Martedì, 23 dicembre 2014

È quasi Natale ed è la prima volta che lo passo dall’altra parte dell’oceano.

Silvia non riesce a farsi una ragione del fatto che in Italia tutto accadrà sei ore prima.

«E quindi quando qui sono le diciotto lì è già Natale? Non lo posso accettare!»
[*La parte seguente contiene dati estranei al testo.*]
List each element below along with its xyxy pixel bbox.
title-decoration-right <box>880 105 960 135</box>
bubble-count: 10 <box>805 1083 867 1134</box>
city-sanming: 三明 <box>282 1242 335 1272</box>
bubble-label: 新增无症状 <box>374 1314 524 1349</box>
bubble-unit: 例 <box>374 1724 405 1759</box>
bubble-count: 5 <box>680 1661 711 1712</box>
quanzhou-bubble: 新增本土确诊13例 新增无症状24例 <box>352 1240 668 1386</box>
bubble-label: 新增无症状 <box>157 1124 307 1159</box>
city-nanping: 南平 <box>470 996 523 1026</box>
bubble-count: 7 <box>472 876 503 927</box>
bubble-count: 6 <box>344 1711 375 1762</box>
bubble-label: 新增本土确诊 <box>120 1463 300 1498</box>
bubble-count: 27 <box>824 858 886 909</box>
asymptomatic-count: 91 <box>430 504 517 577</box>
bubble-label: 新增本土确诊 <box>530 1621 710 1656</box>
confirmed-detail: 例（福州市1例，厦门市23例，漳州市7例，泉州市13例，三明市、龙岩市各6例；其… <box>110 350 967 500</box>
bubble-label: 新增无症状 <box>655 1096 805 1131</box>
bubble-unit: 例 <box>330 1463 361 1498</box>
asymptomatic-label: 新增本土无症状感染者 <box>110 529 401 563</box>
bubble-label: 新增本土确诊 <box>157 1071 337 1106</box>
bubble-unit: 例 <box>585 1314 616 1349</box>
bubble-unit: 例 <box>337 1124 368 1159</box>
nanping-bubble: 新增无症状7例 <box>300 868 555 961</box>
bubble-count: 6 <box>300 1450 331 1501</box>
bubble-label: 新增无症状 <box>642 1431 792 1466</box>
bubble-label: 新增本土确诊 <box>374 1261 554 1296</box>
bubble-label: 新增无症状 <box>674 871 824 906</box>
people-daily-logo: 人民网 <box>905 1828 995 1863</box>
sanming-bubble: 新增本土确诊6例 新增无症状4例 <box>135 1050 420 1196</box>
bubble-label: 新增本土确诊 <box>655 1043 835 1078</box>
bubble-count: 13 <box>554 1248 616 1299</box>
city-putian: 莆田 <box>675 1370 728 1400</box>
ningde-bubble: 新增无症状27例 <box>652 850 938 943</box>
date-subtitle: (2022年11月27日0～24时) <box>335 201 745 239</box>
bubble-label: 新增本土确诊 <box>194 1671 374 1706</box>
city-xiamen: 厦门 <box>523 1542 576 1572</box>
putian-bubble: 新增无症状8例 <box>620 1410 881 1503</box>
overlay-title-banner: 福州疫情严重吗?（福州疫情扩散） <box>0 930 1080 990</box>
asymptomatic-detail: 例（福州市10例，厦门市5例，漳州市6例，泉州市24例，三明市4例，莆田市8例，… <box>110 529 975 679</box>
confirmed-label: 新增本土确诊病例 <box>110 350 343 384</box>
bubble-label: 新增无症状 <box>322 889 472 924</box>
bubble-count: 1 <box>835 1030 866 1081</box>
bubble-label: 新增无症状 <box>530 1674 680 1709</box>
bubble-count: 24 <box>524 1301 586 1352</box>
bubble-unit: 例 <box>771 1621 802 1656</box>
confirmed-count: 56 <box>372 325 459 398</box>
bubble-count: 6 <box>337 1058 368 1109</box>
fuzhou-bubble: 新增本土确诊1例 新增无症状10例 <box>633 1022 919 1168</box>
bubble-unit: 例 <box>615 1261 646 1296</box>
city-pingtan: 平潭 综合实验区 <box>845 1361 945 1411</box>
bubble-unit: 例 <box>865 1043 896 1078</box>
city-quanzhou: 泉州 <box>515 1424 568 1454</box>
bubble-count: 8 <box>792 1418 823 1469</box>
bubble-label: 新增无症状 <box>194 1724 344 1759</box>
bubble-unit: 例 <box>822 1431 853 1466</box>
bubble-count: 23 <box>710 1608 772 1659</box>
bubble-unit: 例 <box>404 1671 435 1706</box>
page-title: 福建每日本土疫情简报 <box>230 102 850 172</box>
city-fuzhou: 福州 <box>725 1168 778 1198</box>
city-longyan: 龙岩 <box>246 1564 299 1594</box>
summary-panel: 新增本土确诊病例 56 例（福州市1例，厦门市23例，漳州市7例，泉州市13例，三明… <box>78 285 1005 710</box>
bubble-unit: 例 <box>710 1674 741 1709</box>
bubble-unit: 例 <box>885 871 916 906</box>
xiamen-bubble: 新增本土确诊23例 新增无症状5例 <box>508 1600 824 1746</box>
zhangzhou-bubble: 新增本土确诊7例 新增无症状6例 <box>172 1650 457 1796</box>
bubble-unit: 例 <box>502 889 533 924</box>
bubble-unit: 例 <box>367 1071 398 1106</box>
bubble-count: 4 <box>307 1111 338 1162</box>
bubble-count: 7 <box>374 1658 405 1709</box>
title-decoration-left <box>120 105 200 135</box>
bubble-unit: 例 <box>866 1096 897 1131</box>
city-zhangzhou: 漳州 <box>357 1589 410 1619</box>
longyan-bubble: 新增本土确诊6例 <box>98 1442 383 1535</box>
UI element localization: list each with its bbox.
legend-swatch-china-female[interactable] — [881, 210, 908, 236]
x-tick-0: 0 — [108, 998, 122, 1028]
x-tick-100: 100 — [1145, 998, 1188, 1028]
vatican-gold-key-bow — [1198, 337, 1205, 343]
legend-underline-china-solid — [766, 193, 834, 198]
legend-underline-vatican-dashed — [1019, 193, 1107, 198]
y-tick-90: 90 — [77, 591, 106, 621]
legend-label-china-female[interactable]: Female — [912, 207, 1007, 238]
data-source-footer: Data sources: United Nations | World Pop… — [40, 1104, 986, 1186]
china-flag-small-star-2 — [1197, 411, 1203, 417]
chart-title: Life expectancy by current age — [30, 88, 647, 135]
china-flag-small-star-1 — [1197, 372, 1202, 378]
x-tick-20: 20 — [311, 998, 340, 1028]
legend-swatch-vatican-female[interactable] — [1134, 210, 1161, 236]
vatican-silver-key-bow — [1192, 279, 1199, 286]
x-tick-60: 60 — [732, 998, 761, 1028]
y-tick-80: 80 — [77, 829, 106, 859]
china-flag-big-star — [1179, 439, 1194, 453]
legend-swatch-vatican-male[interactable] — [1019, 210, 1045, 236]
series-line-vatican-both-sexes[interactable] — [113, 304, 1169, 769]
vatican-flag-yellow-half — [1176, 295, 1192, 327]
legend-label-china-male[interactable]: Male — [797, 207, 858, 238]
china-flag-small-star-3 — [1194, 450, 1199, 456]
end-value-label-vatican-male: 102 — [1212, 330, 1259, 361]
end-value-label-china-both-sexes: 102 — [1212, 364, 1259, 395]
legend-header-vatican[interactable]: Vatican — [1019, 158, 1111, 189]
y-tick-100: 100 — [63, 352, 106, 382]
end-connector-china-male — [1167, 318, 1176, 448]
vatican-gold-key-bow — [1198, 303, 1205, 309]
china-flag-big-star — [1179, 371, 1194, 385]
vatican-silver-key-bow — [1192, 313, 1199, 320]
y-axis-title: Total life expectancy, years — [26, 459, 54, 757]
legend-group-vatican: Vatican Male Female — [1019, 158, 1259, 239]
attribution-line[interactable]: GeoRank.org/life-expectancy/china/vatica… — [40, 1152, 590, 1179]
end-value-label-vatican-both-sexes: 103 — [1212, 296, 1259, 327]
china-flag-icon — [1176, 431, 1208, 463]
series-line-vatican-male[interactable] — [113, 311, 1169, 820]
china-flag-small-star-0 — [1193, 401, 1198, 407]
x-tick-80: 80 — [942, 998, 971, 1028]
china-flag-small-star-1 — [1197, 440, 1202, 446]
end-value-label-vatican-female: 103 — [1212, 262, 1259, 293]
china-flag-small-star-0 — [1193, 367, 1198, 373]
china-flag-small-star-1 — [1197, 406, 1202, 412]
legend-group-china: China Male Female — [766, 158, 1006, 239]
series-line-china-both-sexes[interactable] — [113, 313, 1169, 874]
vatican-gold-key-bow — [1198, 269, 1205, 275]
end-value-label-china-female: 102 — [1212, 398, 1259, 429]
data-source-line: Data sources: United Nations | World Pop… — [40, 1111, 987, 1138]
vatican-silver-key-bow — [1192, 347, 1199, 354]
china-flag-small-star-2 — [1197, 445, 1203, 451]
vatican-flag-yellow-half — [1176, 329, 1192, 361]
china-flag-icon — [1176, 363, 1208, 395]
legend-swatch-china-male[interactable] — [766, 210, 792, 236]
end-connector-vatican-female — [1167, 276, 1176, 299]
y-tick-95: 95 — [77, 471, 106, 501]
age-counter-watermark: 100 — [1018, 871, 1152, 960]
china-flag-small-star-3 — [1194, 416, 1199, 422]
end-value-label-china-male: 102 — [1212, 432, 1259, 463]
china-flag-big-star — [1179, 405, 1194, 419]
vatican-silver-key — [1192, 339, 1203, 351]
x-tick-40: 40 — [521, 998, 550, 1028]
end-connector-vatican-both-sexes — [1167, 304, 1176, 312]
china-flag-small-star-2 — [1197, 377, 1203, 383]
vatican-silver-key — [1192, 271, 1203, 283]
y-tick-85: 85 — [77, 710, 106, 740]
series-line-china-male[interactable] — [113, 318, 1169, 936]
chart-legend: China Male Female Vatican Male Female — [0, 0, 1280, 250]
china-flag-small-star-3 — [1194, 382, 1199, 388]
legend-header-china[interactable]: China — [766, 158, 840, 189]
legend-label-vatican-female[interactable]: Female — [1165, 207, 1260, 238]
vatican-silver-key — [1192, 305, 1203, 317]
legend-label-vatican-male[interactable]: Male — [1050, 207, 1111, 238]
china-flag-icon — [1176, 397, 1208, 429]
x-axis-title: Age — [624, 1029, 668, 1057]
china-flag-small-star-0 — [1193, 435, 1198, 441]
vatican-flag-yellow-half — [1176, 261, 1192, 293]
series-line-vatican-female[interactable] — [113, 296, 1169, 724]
Eppure qui il clima natalizio, così presente nelle cose (i costumi di Babbo Natale ovunque, dai commessi alle persone in metro, e gli addobbi con stelle e nastri rossi e le canzoni e le lucine) ancora non riesce a restituirmi l’idea del Natale. Perché per me Natale è quella riunione familiare, quella maratona culinaria, quel tempo sprecato a impacchettare regali, quell’incontrare amici che non incontravamo esattamente dal Natale precedente. Mi manca quel contesto che mi fa riconoscere quel rituale paganissimo che è parte integrante della liturgia natalizia: le giocate con le carte, la carnazza arrosto, bere bollicine in famiglia, provare il brivido del freddo in Sicilia (un freddo, me ne rendo pienamente conto, assolutamente relativo), contemplare i tantissimi presepi, da quello di casa a quelli sparsi per strada a quelli degli amici.

Qui è quasi Natale ma pare fine ottobre.

È quasi Natale, ma è un po’ sfuocato, come questa Manhattan oggi avvolta nella nebbia.